Johnson arrived in Belfast on Tuesday night amid warnings from Irish leaders that his vows to leave the EU with or without a deal, risks breaking up the United Kingdom.
He will hold talks with Northern Ireland’s main political parties to discuss the restoration of the British province’s power-sharing government which collapsed in January 2017.
Johnson told Ireland’s prime minister, Leo Varadkar on Tuesday that the “backstop” plan was unacceptable, putting him at odds with both Dublin and Brussels, which insists the deal is not open for renegotiation.
“If they really can’t do it then clearly we have to get ready for a no-deal exit,” Johnson said.
In response to Johson, Varadkar said that Johnson’s plan to renegotiate the deal by a deadline of October 31 was “totally not in the real world”.
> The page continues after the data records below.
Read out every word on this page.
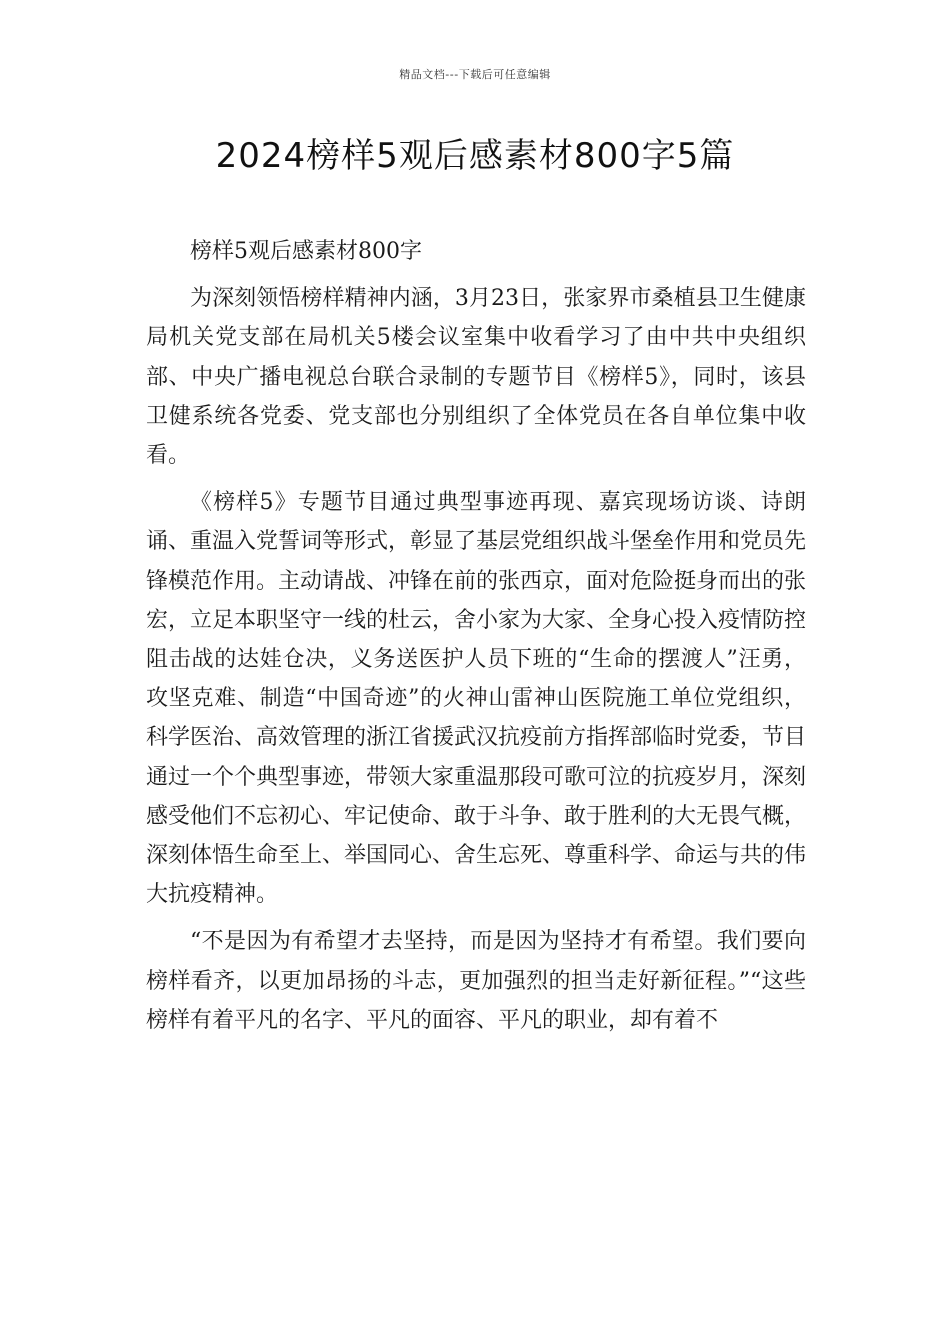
精品文档---下载后可任意编辑
2024榜样5观后感素材800字5篇

榜样5观后感素材800字

为深刻领悟榜样精神内涵，3月23日，张家界市桑植县卫生健康局机关党支部在局机关5楼会议室集中收看学习了由中共中央组织部、中央广播电视总台联合录制的专题节目《榜样5》，同时，该县卫健系统各党委、党支部也分别组织了全体党员在各自单位集中收看。

《榜样5》专题节目通过典型事迹再现、嘉宾现场访谈、诗朗诵、重温入党誓词等形式，彰显了基层党组织战斗堡垒作用和党员先锋模范作用。主动请战、冲锋在前的张西京，面对危险挺身而出的张宏，立足本职坚守一线的杜云，舍小家为大家、全身心投入疫情防控阻击战的达娃仓决，义务送医护人员下班的“生命的摆渡人”汪勇，攻坚克难、制造“中国奇迹”的火神山雷神山医院施工单位党组织，科学医治、高效管理的浙江省援武汉抗疫前方指挥部临时党委，节目通过一个个典型事迹，带领大家重温那段可歌可泣的抗疫岁月，深刻感受他们不忘初心、牢记使命、敢于斗争、敢于胜利的大无畏气概，深刻体悟生命至上、举国同心、舍生忘死、尊重科学、命运与共的伟大抗疫精神。

“不是因为有希望才去坚持，而是因为坚持才有希望。我们要向榜样看齐，以更加昂扬的斗志，更加强烈的担当走好新征程。”“这些榜样有着平凡的名字、平凡的面容、平凡的职业，却有着不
Johnson visited Scotland on Monday, responding to independence calls from Scottish First Minister Nicola Sturgeon by saying that the United Kingdom represented a “global brand”.
Last week, Sturgeon said that Scotland where a majority of voters opted to remain in the EU in the 2016 referendum, needed an “alternative option” to Johnson’s Brexit strategy.
He also visited Wales on Tuesday as part of the whistlestop tour of the United Kingdom designed to signal his commitment to keeping the union whole after Brexit.
In his first speech as Prime Minister on July 24, Johnson pledged to bring Britain out of the EU by October 31, saying “no ifs, no buts”. He also warned that there would be a hard Brexit if the EU refused to renegotiate the withdrawal agreement.
Johnson will also announce a 300-million-pound investment to drive economic growth in Scotland, Wales and Northern Ireland.